Brad, The Raven (02:38)
Brad is closely bonded to his trainer; he is given a crushed water bottle with a treat inside; he partially fills it with water to swish the food free, demonstrating problem solving skills. Ravens are part of the crow family; along with parrots, they are the most intelligent avian species.
Birds Brains (03:32)
At Haidlhof Research Station, crows and parrots are studied and compared. John, a kea, is given a complex string pull test including a hidden treat and placebo option; he chooses the correct string under varying circumstances, indicating that he formulates and executes plans. Crows and parrots have larger brains than most birds; avian neurons are more closely packed than those of mammals.
Environmental Factors (02:19)
Intelligence is believed to be influenced by natural habitat; food is scarce in New Zealand, to procure it, the kea must employ adaptive thinking. The species is inquisitive, explorative and brave; they do not have natural enemies, unlike crows who live alongside predators. Ravens scavenge, and must be clever and cautious while obtaining food.
Adaptive Thought (08:17)
New Caledonian crows mate for life and believed the most intelligent bird species; they use tools to obtain food in the wild. A researcher conducts a multi access box experiment with a crow and kea; both solve all components of the puzzle, displaying flexible thinking and problem solving skills. Kea likes to play and fit objects together; a specimen solves a tube test using a specific block to knock a treat from a cylinder, and showing conscious process and adaptive thought.
Using Tools (03:33)
A New Caledonian crow is given a lever test, which she works with a stone. A researcher sets up a complex hook experiment; the bird immediately uses the correct barb to obtain a treat.
Social Structures (07:30)
Scientists theorize that living in groups promotes animal intelligence. Crows maintain a complex social network with close friendships; a researcher conducts a social learning theory experiment with rooks; they learn different ways of solving the same puzzle by observing another's behavior. Geese are less intelligent, but an experiment shows they display inference; they fly in formation, working together for aerodynamic benefits.

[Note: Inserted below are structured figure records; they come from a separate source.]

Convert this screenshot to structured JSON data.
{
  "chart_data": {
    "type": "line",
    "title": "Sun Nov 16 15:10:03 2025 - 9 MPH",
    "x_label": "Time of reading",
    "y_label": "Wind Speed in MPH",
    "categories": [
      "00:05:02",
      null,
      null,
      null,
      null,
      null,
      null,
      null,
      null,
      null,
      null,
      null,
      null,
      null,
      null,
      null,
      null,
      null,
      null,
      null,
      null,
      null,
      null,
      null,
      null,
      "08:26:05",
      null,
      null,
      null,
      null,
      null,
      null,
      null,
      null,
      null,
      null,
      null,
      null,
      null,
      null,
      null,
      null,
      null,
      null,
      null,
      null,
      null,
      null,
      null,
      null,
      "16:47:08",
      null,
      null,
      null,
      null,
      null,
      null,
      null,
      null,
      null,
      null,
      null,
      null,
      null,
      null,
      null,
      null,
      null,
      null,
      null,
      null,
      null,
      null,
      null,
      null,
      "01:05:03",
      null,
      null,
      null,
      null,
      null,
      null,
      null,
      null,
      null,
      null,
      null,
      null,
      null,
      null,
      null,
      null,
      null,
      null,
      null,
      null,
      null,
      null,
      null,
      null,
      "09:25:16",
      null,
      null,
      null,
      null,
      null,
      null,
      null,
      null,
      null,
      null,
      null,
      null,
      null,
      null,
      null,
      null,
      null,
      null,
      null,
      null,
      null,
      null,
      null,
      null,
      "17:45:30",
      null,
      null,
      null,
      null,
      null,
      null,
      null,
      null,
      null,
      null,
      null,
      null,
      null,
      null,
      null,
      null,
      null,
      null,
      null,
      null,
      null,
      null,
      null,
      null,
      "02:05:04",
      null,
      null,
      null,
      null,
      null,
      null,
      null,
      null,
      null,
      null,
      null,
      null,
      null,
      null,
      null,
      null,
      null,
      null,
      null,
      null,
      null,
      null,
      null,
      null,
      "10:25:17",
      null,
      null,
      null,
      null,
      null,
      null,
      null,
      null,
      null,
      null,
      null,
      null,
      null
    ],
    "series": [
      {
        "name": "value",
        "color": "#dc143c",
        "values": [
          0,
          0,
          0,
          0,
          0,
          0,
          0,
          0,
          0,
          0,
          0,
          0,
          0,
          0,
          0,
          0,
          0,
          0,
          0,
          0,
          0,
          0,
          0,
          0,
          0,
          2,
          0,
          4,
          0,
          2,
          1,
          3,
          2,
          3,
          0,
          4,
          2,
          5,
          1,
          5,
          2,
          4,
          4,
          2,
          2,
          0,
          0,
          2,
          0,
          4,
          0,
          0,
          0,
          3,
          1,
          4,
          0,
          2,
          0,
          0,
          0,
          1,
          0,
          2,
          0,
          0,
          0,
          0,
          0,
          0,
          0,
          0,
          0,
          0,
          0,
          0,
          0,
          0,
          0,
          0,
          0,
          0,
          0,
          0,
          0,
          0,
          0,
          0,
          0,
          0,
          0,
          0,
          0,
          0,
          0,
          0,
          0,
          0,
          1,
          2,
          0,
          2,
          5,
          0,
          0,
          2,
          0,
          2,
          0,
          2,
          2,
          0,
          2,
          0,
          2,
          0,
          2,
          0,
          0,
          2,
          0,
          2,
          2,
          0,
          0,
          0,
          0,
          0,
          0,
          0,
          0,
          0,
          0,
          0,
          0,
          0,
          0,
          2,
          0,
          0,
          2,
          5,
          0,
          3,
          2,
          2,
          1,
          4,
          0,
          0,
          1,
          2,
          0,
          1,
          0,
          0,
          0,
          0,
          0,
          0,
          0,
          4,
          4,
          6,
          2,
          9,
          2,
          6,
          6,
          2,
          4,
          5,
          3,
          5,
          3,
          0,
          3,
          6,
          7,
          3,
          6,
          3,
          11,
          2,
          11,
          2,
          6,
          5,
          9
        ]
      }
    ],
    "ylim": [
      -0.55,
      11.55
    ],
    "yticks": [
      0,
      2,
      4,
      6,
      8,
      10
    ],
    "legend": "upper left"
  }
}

Cooperation and Communication (03:22)
Keas are given a cooperative experiment involving a lid lifted by a see saw lever; one sits on the platform opposite the food, allowing the others to eat; the birds trade off, eventually all feed; the test shows use of cooperation to attain individual wants. A jackdaw is tested for eye signal recognition; her handler hides food and indicates its location by glancing in its direction; she recognizes the cue and also displays object permanency.
Delayed Gratification (04:46)
Human children are tested with chocolate; they are given the choice to wait for additional reward; results vary, delayed gratification is a developmental milestone. A raven is similarly tested; he is taught to exchange bread for cheese, which he prefers, but must wait for it; the more he likes a food, the longer he will wait for the tradeoff. The birds cache food and toys for later use; they must remember locations, and who might steal their possessions.

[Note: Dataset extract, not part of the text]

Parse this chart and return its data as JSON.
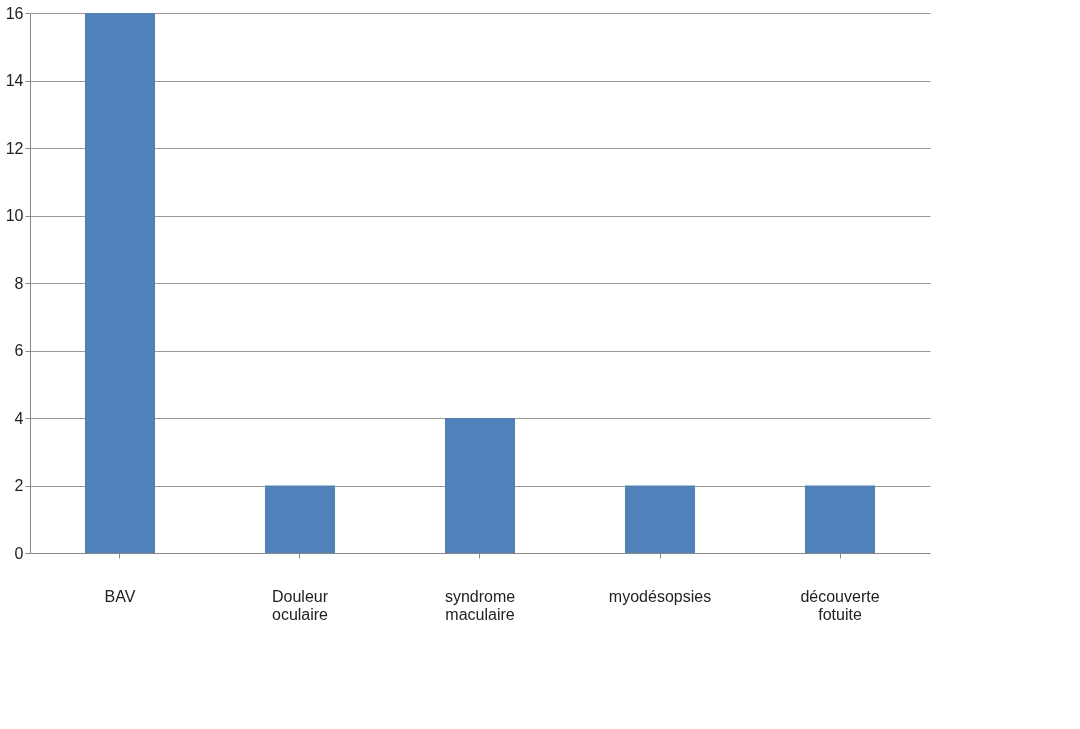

Researchers experiment with a raven's cache; they watch the bird hide its toy; one finds and leaves the object, another steals it; the crow learns to guard its possessions when the thieving researcher is present. A professor discusses an ongoing experiment; eleven years ago, he wore a mask while catching and tagging seven campus crows; whenever he wears the disguise he is scolded and sometimes attacked. He theorizes that the birds communicate to each other that he is a threat; many were not captured or yet living when the tagging occurred.
Crow funerals are tested with a decoy; the birds surround the body, rattling and crowing; studies show they are accessing their memory centers. Theory of Mind is observed in the species, and requires empathy; birds display emotions similar to humans. See Brad's response to being reunited with his trainer; review experiments and avian learning behaviors.